Tuesday, December 4, 2012

Langley and Apple: managed, slow introductions

Langley is a dog who doesn't do well with change. Moving his crate, the toy basket, changing a schedule - all of it makes him anxious and he starts ramping up.  Heck, a week later he's still a little worried about the Christmas decorations that have appeared around the house.  So you can imagine that bringing a new dog into the mix really throws him off.


That anxiety manifests itself in an upswing in compulsive behavior, trouble relaxing enough outside to remember to go to the bathroom, increased whining and barking, and just a lot of general insecurity.

While it's easy to get frustrated, and god knows I do get really frustrated sometimes, I've found that just stopping myself and giving him 1-2 minutes every now and then of my total attention in the form of massage, lap time, etc, speeds up his ability to deal with the change.

On Saturday he got a lot of this special time with me in the evening when Apple was out and running around with Neah.

When I noticed that Apple wasn't afraid of him and didn't get freaked out by his intensity, I decided to spend Sunday working on getting Langley used to Apple. Because of Apple's tiny size I need to be really careful with this though as Langley could unintentionally harm Apple when he gets into his frenetic play mode that is common when he's anxious.

Over the course of the morning he got several sniffing sessions with Apple in the crate and him loose in the living room.  At first after a couple sniffs all he cared about was trying to steal her toys. Since they weren't high value toys to him and were things he almost always ignored, I think this was some of his insecurity coming out - wanting to make sure she knew that "everything is MINE!"  But after a couple sessions of this his interest switched from the toys to Apple. Apple is very socially smart and she did lots of things to help Langley know she wasn't a threat.  Notice how she licks his muzzle a lot? That is something that puppies will often do to older dogs and the closest human words I can think to describe it is a sign of submission or respect. It's not a fearful submission, just a recognition of an elder. This behavior really seemed to put Langley more at ease.

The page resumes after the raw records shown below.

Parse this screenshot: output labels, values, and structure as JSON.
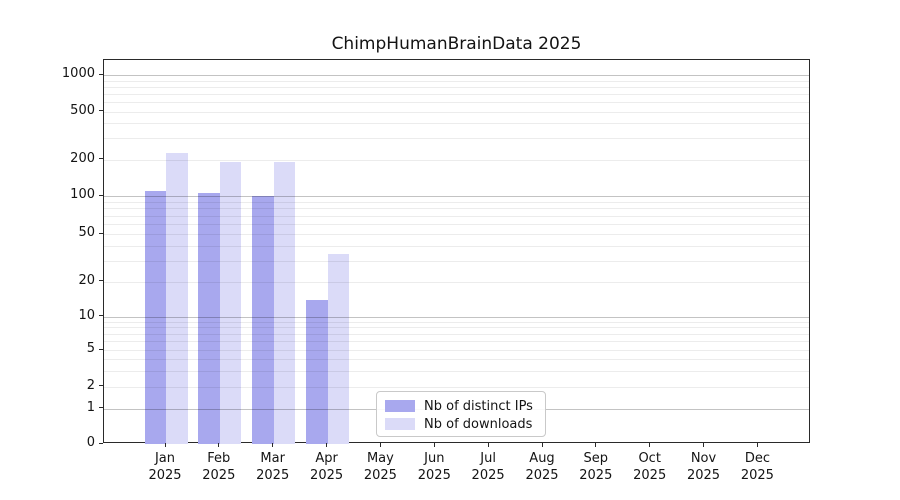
{
  "chart_data": {
    "type": "bar",
    "title": "ChimpHumanBrainData 2025",
    "categories": [
      "Jan 2025",
      "Feb 2025",
      "Mar 2025",
      "Apr 2025",
      "May 2025",
      "Jun 2025",
      "Jul 2025",
      "Aug 2025",
      "Sep 2025",
      "Oct 2025",
      "Nov 2025",
      "Dec 2025"
    ],
    "series": [
      {
        "name": "Nb of distinct IPs",
        "color": "#a8a8ee",
        "values": [
          110,
          105,
          100,
          14,
          0,
          0,
          0,
          0,
          0,
          0,
          0,
          0
        ]
      },
      {
        "name": "Nb of downloads",
        "color": "#dbdbf8",
        "values": [
          225,
          190,
          190,
          34,
          0,
          0,
          0,
          0,
          0,
          0,
          0,
          0
        ]
      }
    ],
    "y_ticks": [
      0,
      1,
      2,
      5,
      10,
      20,
      50,
      100,
      200,
      500,
      1000
    ],
    "y_scale": "symlog",
    "ylim": [
      0,
      1300
    ],
    "xlabel": "",
    "ylabel": "",
    "grid": true,
    "legend_position": "lower center"
  }
}
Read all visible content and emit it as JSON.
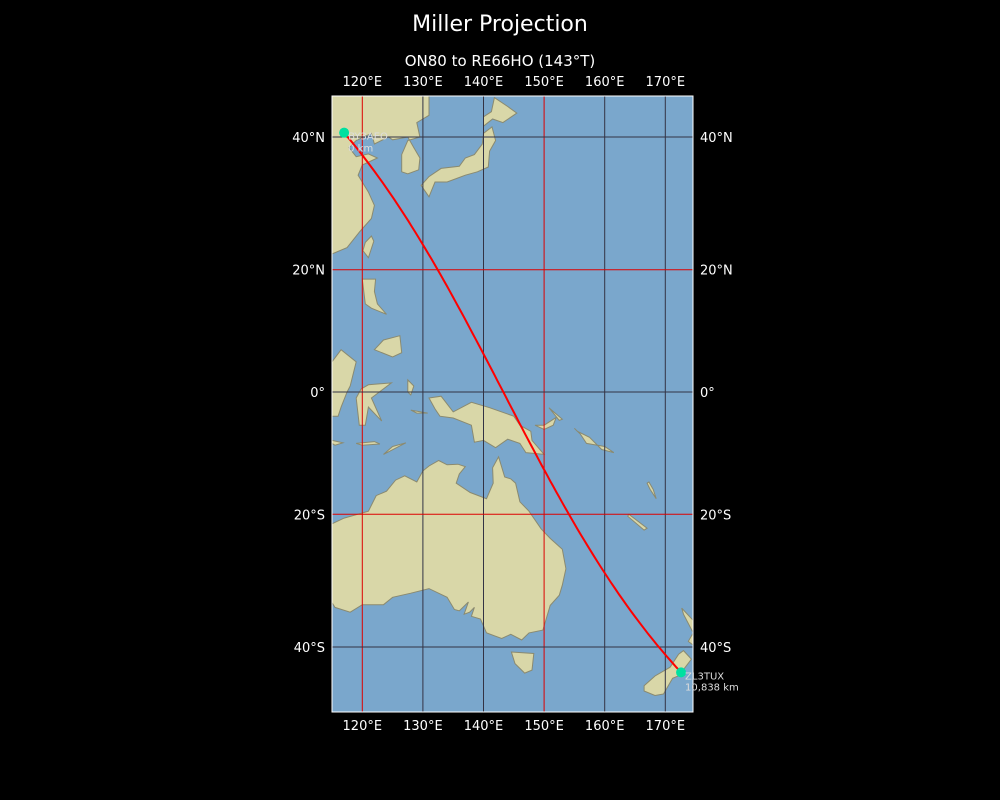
{
  "title": "Miller Projection",
  "subtitle": "ON80 to RE66HO (143°T)",
  "map": {
    "projection": "Miller",
    "extent": {
      "lon": [
        115,
        174.5
      ],
      "lat": [
        -49,
        46
      ]
    },
    "lon_ticks": [
      {
        "v": 120,
        "label": "120°E"
      },
      {
        "v": 130,
        "label": "130°E"
      },
      {
        "v": 140,
        "label": "140°E"
      },
      {
        "v": 150,
        "label": "150°E"
      },
      {
        "v": 160,
        "label": "160°E"
      },
      {
        "v": 170,
        "label": "170°E"
      }
    ],
    "lat_ticks": [
      {
        "v": 40,
        "label": "40°N"
      },
      {
        "v": 20,
        "label": "20°N"
      },
      {
        "v": 0,
        "label": "0°"
      },
      {
        "v": -20,
        "label": "20°S"
      },
      {
        "v": -40,
        "label": "40°S"
      }
    ],
    "route_gridlines_lon": [
      120,
      150
    ],
    "route_gridlines_lat": [
      20,
      -20
    ],
    "colors": {
      "ocean": "#7aa7cc",
      "land": "#d9d7a8",
      "route": "#ff0000",
      "marker": "#00e0a0",
      "grid": "#333344",
      "highlight_grid": "#dd0000"
    },
    "start": {
      "call": "BY3AEO",
      "dist": "0 km",
      "lon": 117,
      "lat": 40.6
    },
    "end": {
      "call": "ZL3TUX",
      "dist": "10,838 km",
      "lon": 172.6,
      "lat": -43.5
    }
  }
}
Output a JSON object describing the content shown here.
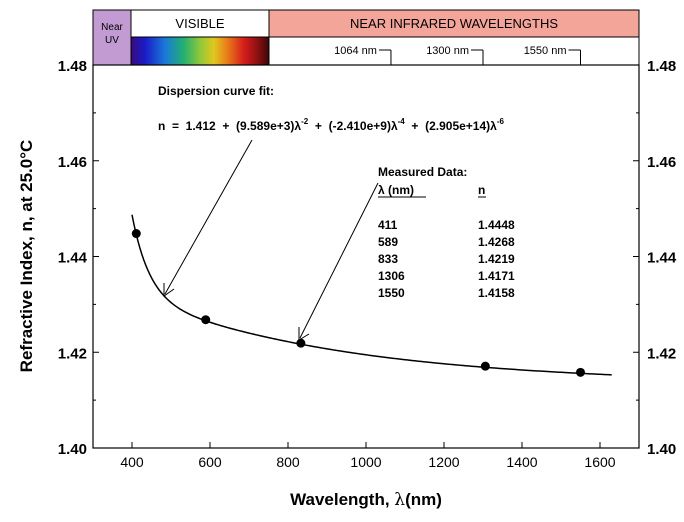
{
  "spectrum_bar": {
    "near_uv_line1": "Near",
    "near_uv_line2": "UV",
    "visible": "VISIBLE",
    "near_infrared": "NEAR INFRARED WAVELENGTHS",
    "near_uv_color": "#c39bd3",
    "near_infrared_color": "#f4a59a",
    "markers": [
      {
        "label": "1064 nm",
        "wavelength": 1064
      },
      {
        "label": "1300 nm",
        "wavelength": 1300
      },
      {
        "label": "1550 nm",
        "wavelength": 1550
      }
    ]
  },
  "chart_data": {
    "type": "scatter",
    "xlabel_prefix": "Wavelength, ",
    "xlabel_symbol": "λ",
    "xlabel_suffix": "(nm)",
    "ylabel": "Refractive Index, n, at 25.0°C",
    "xlim": [
      300,
      1700
    ],
    "ylim": [
      1.4,
      1.48
    ],
    "x_ticks": [
      "400",
      "600",
      "800",
      "1000",
      "1200",
      "1400",
      "1600"
    ],
    "y_ticks": [
      "1.40",
      "1.42",
      "1.44",
      "1.46",
      "1.48"
    ],
    "points": [
      {
        "x": 411,
        "y": 1.4448
      },
      {
        "x": 589,
        "y": 1.4268
      },
      {
        "x": 833,
        "y": 1.4219
      },
      {
        "x": 1306,
        "y": 1.4171
      },
      {
        "x": 1550,
        "y": 1.4158
      }
    ],
    "fit": {
      "A": 1.412,
      "B": 9589,
      "C": -2410000000,
      "D": 290500000000000,
      "x_range": [
        400,
        1630
      ]
    },
    "annotation_fit_title": "Dispersion curve fit:",
    "annotation_fit_equation": {
      "seg1": "n  =  1.412  +  (9.589e+3)λ",
      "sup1": "-2",
      "seg2": "  +  (-2.410e+9)λ",
      "sup2": "-4",
      "seg3": "  +  (2.905e+14)λ",
      "sup3": "-6"
    },
    "measured_table": {
      "title": "Measured Data:",
      "col1": "λ (nm)",
      "col2": "n",
      "rows": [
        [
          "411",
          "1.4448"
        ],
        [
          "589",
          "1.4268"
        ],
        [
          "833",
          "1.4219"
        ],
        [
          "1306",
          "1.4171"
        ],
        [
          "1550",
          "1.4158"
        ]
      ]
    }
  }
}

Finally in the late afternoon we put Langley on lead and then let Apple out in the living room to play.  This way Apple had the option to move away from Langley if she felt overwhelmed and I could also make sure that Langley didn't get too rough in his play.  We put a Thundershirt on him, which I haven't used with him since back in August, and it made a HUGE difference.  He actually later fell asleep in my lap with it on and Troy, not realizing what was making him relaxed, asked me if I had given him some of his Xanax.

At first during the play sessions Langley was pretty frenetic but after a couple times we got to the point where he slowed down and really focused on his play partner and adjusted his play and height a bit. The difference is at first Langley plays with dogs as if they are inanimate objects without really interacting with them socially. Instead he plays with them like they are a really cool but slightly scary toy.  When he can slow down, then his focus goes outside of himself and the play becomes this dance of social interaction - something that is difficult for Langley but that he is starting to learn.  Watching this video makes me realize how far he has come.  In just a day and a half he has gone from being very anxious and frantic to being able to relax enough to play and interact in a socially appropriate way with the other dogs. This used to take weeks for him. Good work, Langley! This is great progress.